Garland’s protagonists, an experienced war correspondent, a war journalist, their old mentor, and a young aspiring photographer, are also walking across the states from New York, detouring through Pennsylvania and West Virginia to Washington, D.C. Or rather, they don’t walk, they ride in a massive jeep with the inscription “press,” and instead of Flora’s eyes, the “eyes” of their cameras. They walk and look at the hanged, the lynched, the tortured, at buildings and entire cities destroyed by rockets, under artillery fire against the night sky, past shooting in broad daylight, at explosions at a distance of several meters, past a mass grave with dozens or even hundreds of civilian bodies, over which a soldier with a machine gun stands (wearing sunglasses with red lenses to ignore the blood or, on the contrary, to see the world around him as a total bloody mess) and filtering, deciding which Americans are “right” and which are “wrong.”

"Повстання Штатів" / Civil War
Still from the movie Civil War

We can say that the role of Flora here is played by a young photographer, the heroine of Kaylee Spaney, who also “ages” in a way at the end. It’s just that since Garland, unlike Klimov, doesn’t resort to surrealism but stays on the path of realism (pseudo-documentary realism, to be more precise), her mental wrinkles and gray hair don’t manifest themselves physically on her face. Her form of aging is hardening, indifference, and dehumanization. So at the end of the movie there is no more trembling, no more numbness, no more loud or silent hysteria, no more shock, no more horror… only the click of the camera.

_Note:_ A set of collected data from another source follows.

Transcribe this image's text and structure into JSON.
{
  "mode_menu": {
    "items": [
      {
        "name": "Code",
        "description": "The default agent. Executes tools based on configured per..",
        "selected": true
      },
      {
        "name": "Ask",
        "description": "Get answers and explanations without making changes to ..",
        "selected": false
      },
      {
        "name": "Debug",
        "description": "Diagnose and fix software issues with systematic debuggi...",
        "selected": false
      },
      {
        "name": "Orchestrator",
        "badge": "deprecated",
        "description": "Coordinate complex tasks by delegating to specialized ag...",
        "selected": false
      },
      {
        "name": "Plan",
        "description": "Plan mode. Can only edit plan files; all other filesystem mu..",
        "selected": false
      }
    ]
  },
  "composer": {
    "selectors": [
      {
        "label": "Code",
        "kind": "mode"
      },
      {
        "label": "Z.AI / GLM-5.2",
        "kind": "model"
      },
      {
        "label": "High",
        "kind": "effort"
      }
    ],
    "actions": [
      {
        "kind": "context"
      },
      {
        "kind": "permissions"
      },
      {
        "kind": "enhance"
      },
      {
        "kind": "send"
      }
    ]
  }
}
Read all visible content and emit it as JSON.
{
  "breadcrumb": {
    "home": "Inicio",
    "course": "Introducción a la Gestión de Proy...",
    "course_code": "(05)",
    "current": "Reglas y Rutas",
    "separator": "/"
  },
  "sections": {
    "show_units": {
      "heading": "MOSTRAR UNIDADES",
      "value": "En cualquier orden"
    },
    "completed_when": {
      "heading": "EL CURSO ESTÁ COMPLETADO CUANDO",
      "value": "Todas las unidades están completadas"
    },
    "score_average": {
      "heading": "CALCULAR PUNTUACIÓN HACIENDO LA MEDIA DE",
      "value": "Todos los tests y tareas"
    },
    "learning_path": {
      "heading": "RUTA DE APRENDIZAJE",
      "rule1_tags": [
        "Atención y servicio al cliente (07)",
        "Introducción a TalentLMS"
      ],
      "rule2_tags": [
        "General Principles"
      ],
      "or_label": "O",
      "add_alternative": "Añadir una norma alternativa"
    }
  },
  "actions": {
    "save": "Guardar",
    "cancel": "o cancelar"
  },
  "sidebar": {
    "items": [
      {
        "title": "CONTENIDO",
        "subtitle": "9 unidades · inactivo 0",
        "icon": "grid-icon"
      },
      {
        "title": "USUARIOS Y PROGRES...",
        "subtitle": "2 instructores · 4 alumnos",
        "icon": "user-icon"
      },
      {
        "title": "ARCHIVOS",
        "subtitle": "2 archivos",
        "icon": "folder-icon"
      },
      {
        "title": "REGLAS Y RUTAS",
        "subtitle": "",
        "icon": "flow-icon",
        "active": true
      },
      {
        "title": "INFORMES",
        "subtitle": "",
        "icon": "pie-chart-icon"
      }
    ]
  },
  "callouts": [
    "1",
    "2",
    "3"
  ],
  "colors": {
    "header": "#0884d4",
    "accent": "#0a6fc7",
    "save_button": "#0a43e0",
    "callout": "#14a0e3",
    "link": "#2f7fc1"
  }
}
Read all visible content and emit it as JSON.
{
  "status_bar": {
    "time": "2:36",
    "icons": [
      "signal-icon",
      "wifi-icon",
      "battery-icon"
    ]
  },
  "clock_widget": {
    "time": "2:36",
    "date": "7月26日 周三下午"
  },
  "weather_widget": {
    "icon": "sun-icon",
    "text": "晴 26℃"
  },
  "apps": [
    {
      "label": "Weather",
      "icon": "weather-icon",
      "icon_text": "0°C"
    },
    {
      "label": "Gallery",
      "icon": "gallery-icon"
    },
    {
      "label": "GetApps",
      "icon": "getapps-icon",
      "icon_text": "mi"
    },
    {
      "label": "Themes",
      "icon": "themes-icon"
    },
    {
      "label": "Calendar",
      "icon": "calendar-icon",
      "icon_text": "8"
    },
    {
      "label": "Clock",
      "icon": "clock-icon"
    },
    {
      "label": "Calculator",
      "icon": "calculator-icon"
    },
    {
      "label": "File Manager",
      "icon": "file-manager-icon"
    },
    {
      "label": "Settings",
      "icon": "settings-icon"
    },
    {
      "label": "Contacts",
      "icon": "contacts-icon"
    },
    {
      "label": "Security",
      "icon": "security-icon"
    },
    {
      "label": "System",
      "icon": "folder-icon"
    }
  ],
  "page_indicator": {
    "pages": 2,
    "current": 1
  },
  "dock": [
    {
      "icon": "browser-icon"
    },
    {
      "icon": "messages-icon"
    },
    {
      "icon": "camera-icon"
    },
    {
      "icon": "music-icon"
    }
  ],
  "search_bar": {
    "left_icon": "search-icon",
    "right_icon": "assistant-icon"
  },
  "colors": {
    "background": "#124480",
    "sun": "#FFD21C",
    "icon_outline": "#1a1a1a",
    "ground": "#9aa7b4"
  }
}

"Повстання Штатів" / Civil War
Still from the movie Civil War

It doesn’t matter where the good ones are, where the bad ones are, or whether there are any good ones at all. It doesn’t matter who is the author’s target of the greatest criticism: soldiers, civilians, photographers, the president, the government, the government army, the resistance army, fierce fighters, fierce system builders, or fierce ignoramuses who are “out of politics” until the bullet pierces their own forehead, pretending that nothing is happening and life goes on as usual with shopping in stores and coffee in cafes… It is important that man as a species has an exceptional and exceptionally terrible (though vital) capacity for any kind of addiction, the capacity for any kind of adaptation. Therefore, for him, for us, what seemed impossible, unthinkable, intolerable, and unbearable yesterday… is becoming the norm today, becoming commonplace. The red lines, which supposedly represent the edge, the boundary, the perimeter beyond which the unacceptable is located, are constantly and easily moved. And any apocalypse somehow turns into a new normal order, a new normal reality, a new white noise.

"Повстання Штатів" / Civil War
Still from the movie Civil War

There is no doubt that Alex Garland has now released the main film of his career, which should become first the event of the year, then the event of the decade, and then film critics and film scholars of the twenty-second century, nostalgic for previous eras (and who knows what cinema will look like then, and whether there will be screens at all, and whether America, Ukraine, Europe, Russia, and the world in general would exist) and compiling top lists of the most important films, they might say that the twentieth film century is primarily Apocalypse Now, and the twenty-first century is Rise of the States. And after this major film, the director said that he would not make any more films because it was too difficult and exhausting to convince producers of the meaning and potential of unpopular ideas. Garland will return to writing. Maybe he’ll write an unnecessary Beach 2 (he’ll be writing 28 Years Later in the near future). One way or another, he has already done his best for cinema.